NYU Hand Pose Dataset

Team


Jonathan Tompson	Murphy Stein	Yann Lecun	Ken Perlin

For questions contact Jonathan Tompson: jonathantompson@gmail.com

References

Real-Time Continuous Pose Recovery of Human Hands Using Convolutional Networks

Jonathan Tompson, Murphy Stein, Yann Lecun and Ken Perlin.

TOG'14 (Presented at SIGGRAPH'14)

License

The dataset is released as-is under the Creative Commons BY 4.0 license

LICENSE

Overview

The NYU Hand pose dataset contains 8252 test-set and 72757 training-set frames of captured RGBD data with ground-truth hand-pose information. For each frame, the RGBD data from 3 Kinects is provided: a frontal view and 2 side views. The training set contains samples from a single user only (Jonathan Tompson), while the test set contains samples from two users (Murphy Stein and Jonathan Tompson). A synthetic re-creation (rendering) of the hand pose is also provided for each view.
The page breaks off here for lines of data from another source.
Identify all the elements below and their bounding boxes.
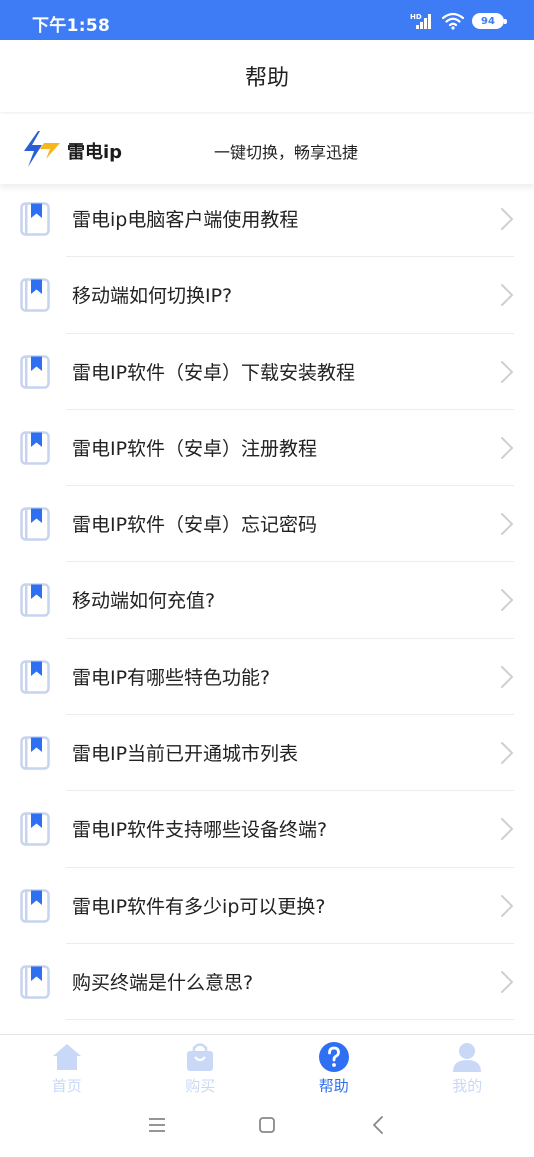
help-item-android-install[interactable]: 雷电IP软件（安卓）下载安装教程 [0, 334, 534, 410]
bookmark-book-icon [20, 354, 50, 389]
home-icon [52, 1044, 81, 1070]
bookmark-book-icon [20, 278, 50, 313]
chevron-right-icon [501, 360, 513, 383]
bookmark-book-icon [20, 736, 50, 770]
status-icons: HD 94 [410, 11, 507, 31]
chevron-right-icon [501, 894, 513, 917]
signal-icon: HD [410, 13, 431, 29]
wifi-icon [442, 12, 464, 30]
battery-indicator: 94 [472, 13, 507, 29]
chevron-right-icon [501, 208, 513, 230]
help-item-label: 雷电IP软件（安卓）下载安装教程 [72, 361, 356, 384]
brand-banner: 雷电ip 一键切换，畅享迅捷 [0, 114, 534, 184]
bookmark-book-icon [20, 583, 50, 618]
help-item-label: 购买终端是什么意思? [72, 971, 254, 994]
tab-mine-label: 我的 [452, 1077, 483, 1095]
bookmark-book-icon [20, 888, 50, 923]
tab-mine[interactable]: 我的 [401, 1035, 534, 1098]
status-bar: 下午1:58 HD 94 [0, 0, 534, 40]
brand-slogan: 一键切换，畅享迅捷 [214, 143, 359, 162]
chevron-right-icon [501, 436, 513, 459]
bookmark-book-icon [20, 431, 50, 465]
help-list: 雷电ip电脑客户端使用教程 移动端如何切换IP? 雷电IP软件（安卓）下载安装教… [0, 181, 534, 1033]
bookmark-book-icon [20, 812, 50, 847]
help-item-label: 雷电IP软件（安卓）注册教程 [72, 437, 318, 460]
help-item-label: 雷电IP当前已开通城市列表 [72, 743, 299, 766]
title-bar: 帮助 [0, 40, 534, 112]
tab-buy[interactable]: 购买 [134, 1035, 268, 1098]
help-item-mobile-recharge[interactable]: 移动端如何充值? [0, 562, 534, 639]
chevron-right-icon [501, 818, 513, 841]
chevron-right-icon [501, 742, 513, 765]
tab-home[interactable]: 首页 [0, 1035, 134, 1098]
home-square-icon[interactable] [255, 1114, 279, 1136]
help-item-label: 雷电ip电脑客户端使用教程 [72, 209, 299, 231]
help-item-label: 雷电IP软件支持哪些设备终端? [72, 819, 328, 842]
tab-help[interactable]: 帮助 [267, 1035, 401, 1098]
menu-icon[interactable] [145, 1114, 169, 1136]
help-item-purchase-terminal[interactable]: 购买终端是什么意思? [0, 944, 534, 1021]
help-icon [318, 1042, 349, 1072]
help-item-label: 移动端如何切换IP? [72, 285, 233, 308]
help-item-ip-count[interactable]: 雷电IP软件有多少ip可以更换? [0, 868, 534, 944]
tab-home-label: 首页 [51, 1077, 82, 1095]
chevron-right-icon [501, 589, 513, 612]
bookmark-book-icon [20, 202, 50, 236]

We also provide the predicted joint locations from our ConvNet (for the test-set) so you can compare performance. Note: for real-time prediction we used only the depth image from Kinect 1.

The source code to fit the hand-model to the depth frames here can be found here

NEW: The dataset used to train the RDF is also public! It contains 6736 depth frames of myself doing various hand gesture (seated and standing) and the ground truth per-pixel labels (hand/not hand).

Citing the dataset

@article{tompson14tog,
  author = {Jonathan Tompson and Murphy Stein and Yann Lecun and Ken Perlin}
  title = {Real-Time Continuous Pose Recovery of Human Hands Using Convolutional Networks,
  journal = {ACM Transactions on Graphics},
  year = {2014},
  month = {August},
  volume = {33}
}

Publication


TOG'14 paper		SIGGRAPH'14 ppt

Download

You can download the dataset here:

nyu_hand_dataset_v2.zip (92 GB)

Dataset format

The top level directory is structured as follows:

visualize_example.m - Example script: loading and displaying one data sample
evaluate_predictions.m - Example script: displaying our detector's predicted coordinates and performance
test
- depth_<k>_<f>.png - Test-set Depth frame <f> for <k> kinect.
- synthdepth_<k>_<f>.png - Test-set Synthetic depth frame <f> for <k> kinect.
- rgb_<k>_<f>.png - Test-set RGB frame <f> for <k> kinect.
- joint_data.mat - Matlab data containing:
  - joint_names - Cell of strings containing the names of the 36 key hand locations
  - joint_uvd - 4D Tensor containing the UVD location of each joint in the test-set frames
  - joint_xyz - 4D Tensor containing the XYZ location of each joint in the test-set frames
- test_predictions.mat - Matlab data containing:
  - conv_joint_names - Cell of string containing the names of locations tracked by the ConvNet
  - pred_joint_uvconf - UV and confidence (likelihood) for each tracked joint
train
- depth_<k>_<f>.png - Training-set depth frame <f> for <k> kinect.
- synthdepth_<k>_<f>.png - Training-set Synthetic depth frame <f> for <k> kinect.
- rgb_<k>_<f>.png - Training-set RGB frame <f> for <k> kinect.
- joint_data.mat - Matlab data containing:
  - joint_names - Cell of strings containing the names of the 36 key hand locations
  - joint_uvd - 4D Tensor containing the UVD location of each joint in the training-set frames
  - joint_xyz - 4D Tensor containing the XYZ location of each joint in the training-set frames

Note: In each depth png file the top 8 bits of depth are packed into the green channel and the lower 8 bits into blue.

NEW: RDF Download

You can download the dataset used to train the RDF here:

nyu_hand_dataset_rdf.zip (177 MB)